Gastroparesis symptoms include postprandial fullness, early satiety, abdominal pain, nausea, vomiting and bloating without obstruction. It may be idiopathic or secondary to diabetes mellitus, gastric-surgical procedures and opioid consumption etc.78 Interestingly, while gastric emptying is delayed, gastroparesis symptoms do not correlate well with the degree of the delay assessed by scintigraphy, suggesting that other factors may contribute to the development of symptoms.79
Although the evidence is still poor to reach firm conclusions, we report herein the only two available studies that have evaluated methane production in gastroparesis patients.
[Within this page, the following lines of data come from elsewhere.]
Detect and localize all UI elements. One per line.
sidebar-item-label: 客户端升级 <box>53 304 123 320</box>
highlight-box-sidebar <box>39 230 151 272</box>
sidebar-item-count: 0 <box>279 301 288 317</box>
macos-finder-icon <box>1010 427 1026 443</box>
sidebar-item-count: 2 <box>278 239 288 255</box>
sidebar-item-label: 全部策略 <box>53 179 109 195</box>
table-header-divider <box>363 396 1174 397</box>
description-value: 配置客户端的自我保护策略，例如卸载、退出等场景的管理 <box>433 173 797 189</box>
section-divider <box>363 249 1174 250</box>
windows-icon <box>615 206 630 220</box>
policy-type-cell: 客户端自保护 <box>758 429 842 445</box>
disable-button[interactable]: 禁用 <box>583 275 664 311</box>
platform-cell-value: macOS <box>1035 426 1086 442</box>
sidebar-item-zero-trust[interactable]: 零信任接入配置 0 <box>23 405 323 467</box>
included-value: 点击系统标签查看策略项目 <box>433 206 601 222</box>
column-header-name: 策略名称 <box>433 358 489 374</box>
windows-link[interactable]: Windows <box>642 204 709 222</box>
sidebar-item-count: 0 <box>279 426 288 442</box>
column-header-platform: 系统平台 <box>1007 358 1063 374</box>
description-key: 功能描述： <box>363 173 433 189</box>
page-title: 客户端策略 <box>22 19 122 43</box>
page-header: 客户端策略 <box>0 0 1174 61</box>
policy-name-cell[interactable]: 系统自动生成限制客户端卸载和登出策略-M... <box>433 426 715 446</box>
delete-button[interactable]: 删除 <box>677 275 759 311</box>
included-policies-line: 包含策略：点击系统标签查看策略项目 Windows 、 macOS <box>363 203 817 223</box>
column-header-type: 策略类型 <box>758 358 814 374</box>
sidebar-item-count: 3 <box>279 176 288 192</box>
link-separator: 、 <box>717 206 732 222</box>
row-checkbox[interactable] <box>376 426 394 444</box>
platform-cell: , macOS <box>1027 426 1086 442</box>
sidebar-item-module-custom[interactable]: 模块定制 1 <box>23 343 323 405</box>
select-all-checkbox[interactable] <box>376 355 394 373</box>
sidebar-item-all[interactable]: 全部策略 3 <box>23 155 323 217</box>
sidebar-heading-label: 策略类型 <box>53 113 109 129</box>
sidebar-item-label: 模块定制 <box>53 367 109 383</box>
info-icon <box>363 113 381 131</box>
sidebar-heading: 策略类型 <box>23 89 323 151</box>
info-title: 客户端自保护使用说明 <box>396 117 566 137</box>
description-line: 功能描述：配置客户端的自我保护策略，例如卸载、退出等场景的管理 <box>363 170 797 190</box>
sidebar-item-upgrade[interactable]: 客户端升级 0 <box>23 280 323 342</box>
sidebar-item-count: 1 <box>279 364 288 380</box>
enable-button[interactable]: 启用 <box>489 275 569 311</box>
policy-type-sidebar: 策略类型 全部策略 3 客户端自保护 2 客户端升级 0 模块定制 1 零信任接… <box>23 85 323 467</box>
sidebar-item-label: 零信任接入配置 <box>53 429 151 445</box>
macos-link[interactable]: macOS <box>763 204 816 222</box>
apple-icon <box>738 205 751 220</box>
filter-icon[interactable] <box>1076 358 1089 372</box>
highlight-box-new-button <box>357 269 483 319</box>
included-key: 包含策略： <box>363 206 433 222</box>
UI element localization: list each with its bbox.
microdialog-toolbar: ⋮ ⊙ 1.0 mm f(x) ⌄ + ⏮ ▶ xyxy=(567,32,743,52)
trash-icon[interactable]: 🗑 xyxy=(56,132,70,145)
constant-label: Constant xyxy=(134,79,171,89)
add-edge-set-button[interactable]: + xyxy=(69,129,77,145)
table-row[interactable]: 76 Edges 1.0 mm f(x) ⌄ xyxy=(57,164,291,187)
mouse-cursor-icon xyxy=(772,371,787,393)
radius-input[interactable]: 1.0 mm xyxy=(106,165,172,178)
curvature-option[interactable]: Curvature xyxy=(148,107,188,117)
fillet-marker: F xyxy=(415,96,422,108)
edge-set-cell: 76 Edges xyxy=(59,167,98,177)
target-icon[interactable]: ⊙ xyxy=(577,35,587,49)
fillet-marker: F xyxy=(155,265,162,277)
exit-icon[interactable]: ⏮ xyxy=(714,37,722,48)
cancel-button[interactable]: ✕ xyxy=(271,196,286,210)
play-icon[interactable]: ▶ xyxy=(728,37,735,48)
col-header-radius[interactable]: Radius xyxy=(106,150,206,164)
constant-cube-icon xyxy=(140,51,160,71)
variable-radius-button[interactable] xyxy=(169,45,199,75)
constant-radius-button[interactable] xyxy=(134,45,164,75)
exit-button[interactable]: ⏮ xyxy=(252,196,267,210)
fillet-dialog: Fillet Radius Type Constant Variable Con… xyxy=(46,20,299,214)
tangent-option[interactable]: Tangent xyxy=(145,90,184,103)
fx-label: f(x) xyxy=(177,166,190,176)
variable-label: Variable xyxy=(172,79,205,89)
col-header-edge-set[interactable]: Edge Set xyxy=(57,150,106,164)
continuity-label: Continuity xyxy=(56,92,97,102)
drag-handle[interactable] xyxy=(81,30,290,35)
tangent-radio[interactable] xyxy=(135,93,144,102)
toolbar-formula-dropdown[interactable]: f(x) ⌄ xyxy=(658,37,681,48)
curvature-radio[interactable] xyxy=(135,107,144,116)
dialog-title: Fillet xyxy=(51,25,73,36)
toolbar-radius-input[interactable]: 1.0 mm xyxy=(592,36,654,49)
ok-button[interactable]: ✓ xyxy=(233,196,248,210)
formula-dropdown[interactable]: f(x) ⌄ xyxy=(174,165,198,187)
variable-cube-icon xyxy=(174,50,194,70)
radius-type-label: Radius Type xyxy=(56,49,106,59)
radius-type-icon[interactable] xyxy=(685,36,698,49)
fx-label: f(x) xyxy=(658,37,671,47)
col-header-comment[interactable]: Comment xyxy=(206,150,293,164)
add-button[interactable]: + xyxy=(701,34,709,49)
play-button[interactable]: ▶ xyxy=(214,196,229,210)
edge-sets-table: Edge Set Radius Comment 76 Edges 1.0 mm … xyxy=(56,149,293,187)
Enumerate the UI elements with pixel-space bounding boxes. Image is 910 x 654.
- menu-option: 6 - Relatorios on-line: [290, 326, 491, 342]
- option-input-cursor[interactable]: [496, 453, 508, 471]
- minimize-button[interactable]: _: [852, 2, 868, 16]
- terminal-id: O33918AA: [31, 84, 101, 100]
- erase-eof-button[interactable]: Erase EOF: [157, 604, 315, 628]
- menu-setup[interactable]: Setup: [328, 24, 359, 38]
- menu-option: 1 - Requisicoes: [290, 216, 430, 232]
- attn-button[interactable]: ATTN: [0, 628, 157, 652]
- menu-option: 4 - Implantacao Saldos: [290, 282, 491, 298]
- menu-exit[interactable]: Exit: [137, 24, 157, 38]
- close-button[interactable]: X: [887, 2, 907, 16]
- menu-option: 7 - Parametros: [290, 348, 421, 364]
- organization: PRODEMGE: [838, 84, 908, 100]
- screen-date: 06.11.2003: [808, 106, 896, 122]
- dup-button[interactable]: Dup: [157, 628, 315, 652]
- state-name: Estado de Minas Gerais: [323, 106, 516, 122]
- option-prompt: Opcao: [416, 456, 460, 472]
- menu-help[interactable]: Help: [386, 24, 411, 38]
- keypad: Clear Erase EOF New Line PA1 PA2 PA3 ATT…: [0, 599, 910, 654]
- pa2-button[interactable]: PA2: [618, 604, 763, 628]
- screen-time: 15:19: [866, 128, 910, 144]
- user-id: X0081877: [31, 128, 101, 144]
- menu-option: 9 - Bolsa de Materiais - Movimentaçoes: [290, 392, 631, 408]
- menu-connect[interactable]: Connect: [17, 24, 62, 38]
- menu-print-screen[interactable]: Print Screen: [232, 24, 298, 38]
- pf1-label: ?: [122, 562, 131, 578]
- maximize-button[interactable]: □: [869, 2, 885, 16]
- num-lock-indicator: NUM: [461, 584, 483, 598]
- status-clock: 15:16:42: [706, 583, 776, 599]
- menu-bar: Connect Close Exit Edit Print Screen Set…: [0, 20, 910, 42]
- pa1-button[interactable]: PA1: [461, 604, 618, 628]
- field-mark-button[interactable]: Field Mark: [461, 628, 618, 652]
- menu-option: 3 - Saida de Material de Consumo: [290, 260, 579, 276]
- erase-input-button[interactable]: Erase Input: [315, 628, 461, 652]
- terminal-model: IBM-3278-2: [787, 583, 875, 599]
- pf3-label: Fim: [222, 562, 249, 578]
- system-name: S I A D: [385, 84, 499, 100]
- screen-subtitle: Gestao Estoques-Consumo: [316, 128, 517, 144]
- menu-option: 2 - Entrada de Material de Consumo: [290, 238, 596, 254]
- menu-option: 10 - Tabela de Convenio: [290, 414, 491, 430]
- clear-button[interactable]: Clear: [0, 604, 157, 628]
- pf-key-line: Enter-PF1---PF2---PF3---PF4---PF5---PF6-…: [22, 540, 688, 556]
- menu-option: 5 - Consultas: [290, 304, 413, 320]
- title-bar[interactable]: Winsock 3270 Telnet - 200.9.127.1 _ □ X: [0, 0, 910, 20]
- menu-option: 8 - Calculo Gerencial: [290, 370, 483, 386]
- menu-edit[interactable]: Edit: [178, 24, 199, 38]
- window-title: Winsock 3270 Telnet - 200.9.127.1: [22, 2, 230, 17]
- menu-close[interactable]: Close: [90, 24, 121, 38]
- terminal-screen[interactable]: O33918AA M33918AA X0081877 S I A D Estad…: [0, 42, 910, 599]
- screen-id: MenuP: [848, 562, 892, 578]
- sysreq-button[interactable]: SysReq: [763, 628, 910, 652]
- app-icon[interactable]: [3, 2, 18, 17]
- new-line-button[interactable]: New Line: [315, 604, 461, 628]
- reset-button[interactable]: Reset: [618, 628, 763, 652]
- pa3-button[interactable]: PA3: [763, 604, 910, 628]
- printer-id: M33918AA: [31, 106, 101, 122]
SIBO has been detected by positive glucose methane breath testing in 27% of 50 gastroparesis patients complaining mainly about abdominal pain and bloating.80 In a larger study evaluating 201 patients with symptom severity questionnaire, scintigraphic gastric emptying measurement and lactulose breath testing, only 6 (3%) patients had positive methane breath test (breath methane increase of > 20 ppm above baseline by 90 minutes) and there was no relation of methane positivity to gastric emptying time and severity of symptoms.81
Methane is a unique gas produced in strict anaerobic conditions by intestinal methanogens that metabolize H2, one of the end products of bacterial fermentation. Although thought of as an inert gas, there is evidence from translational medicine that methane acts like a neuromuscular transmitter resulting in reduced propagation of the peristaltic movement in the intestine. This evidence is further supported by the universal finding in physiological studies that CH4 production (measured by breath testing) delays transit time and by clinical studies showing a relationship between methane status on breath testing with delayed transit associated conditions like constipation predominant IBS and chronic constipation. There is also preliminary evidence that antibiotic treatment results in improvement of symptoms in a certain proportion of patients suffering from these disorders in a fashion related to its ability to eradicate methane. However, methane is also detected in healthy individuals and all constipation patients and symptoms are not associated with high methane production, meaning that there is plenty of room for research to identify the mechanism of action of methane on intestinal motility before recommending methane as a biomarker for the diagnosis of constipation related disorders or as a biomarker for selecting patients who may benefit from antibiotic eradication of methane.